Soup and Stews were a mainstay in the house as I was growing up.
We didn't eat cassaroles.

This recipe is an adaptation from the "Marlboro Chuckwagon Cookin'",
it was free from Marlboro.

CHUCKWAGON STEW

2 1/2 pounds of beef cubes (5 cups)

2 Tablespoons all-purpose flour

1 Tablespoon paprika

1 teaspoon chili powder

2 teaspoons salt

3 Tablespoons LARD

2 sliced onions

1 clove garlic, minced

1 28 oz. can tomatoes

3 Tablespoons chili powder

1 Tablespoon cinnamon

1 teaspoon ground cloves

1/2 to 1 teaspoon dry crushed red peppers

2 cups chopped potatoes

2 cups chopped carrots

Coat beef in mixture of flour, paprika, 1 Tablespoon chili powder and salt.

Brown in hot fat in a large Dutch oven, Add onion, and garlic and cook

until soft. Then add tomatoes, chili powder, cinnamon, cloves and peppers.

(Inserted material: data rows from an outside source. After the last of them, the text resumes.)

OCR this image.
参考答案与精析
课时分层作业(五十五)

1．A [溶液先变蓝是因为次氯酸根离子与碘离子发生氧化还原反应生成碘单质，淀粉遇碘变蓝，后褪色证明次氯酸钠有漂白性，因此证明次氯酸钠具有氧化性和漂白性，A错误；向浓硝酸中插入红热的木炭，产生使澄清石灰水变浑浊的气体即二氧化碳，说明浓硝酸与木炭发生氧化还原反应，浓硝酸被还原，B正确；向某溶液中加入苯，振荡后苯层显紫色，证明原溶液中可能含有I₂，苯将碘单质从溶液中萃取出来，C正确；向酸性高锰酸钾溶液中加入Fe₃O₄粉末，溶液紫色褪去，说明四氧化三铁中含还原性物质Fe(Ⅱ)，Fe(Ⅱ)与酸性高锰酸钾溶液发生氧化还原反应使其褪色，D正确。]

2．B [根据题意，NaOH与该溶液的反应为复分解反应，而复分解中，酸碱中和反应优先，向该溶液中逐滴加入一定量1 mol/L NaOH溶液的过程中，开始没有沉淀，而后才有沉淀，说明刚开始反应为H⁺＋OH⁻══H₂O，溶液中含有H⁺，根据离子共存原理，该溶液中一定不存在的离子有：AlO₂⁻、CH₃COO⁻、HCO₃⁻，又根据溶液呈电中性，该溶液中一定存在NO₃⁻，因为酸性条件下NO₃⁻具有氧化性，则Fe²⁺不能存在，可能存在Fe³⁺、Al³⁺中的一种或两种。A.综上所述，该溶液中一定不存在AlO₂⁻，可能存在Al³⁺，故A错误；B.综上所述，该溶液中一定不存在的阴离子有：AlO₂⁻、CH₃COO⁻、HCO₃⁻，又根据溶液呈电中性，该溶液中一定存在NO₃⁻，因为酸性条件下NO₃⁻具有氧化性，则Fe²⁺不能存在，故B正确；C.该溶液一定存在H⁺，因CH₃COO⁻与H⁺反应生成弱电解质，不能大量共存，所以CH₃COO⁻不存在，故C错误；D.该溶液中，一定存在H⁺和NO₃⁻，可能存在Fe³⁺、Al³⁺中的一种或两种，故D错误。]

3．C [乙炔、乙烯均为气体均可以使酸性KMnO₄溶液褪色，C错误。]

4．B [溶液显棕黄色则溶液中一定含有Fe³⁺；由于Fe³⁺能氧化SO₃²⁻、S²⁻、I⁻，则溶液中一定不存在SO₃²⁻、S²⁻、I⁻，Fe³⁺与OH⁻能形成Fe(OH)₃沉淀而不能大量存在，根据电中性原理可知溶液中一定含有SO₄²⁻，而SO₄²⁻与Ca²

Cover and simmer 2 hours. Add potatoes and carrots and cook until vegetables

are done, about 15 minutes.

Makes 6-8 servings.

* Well, like I wrote, I adjusted it!

I use water instead of tomatoes, put about 3 Tablespoons of sugar in it, use the real stuff, added a couple dashes of Worcestershire sauce, and chopped celery.
Oh, and a bay leaf.

You can adjust the taste as you like but it's good!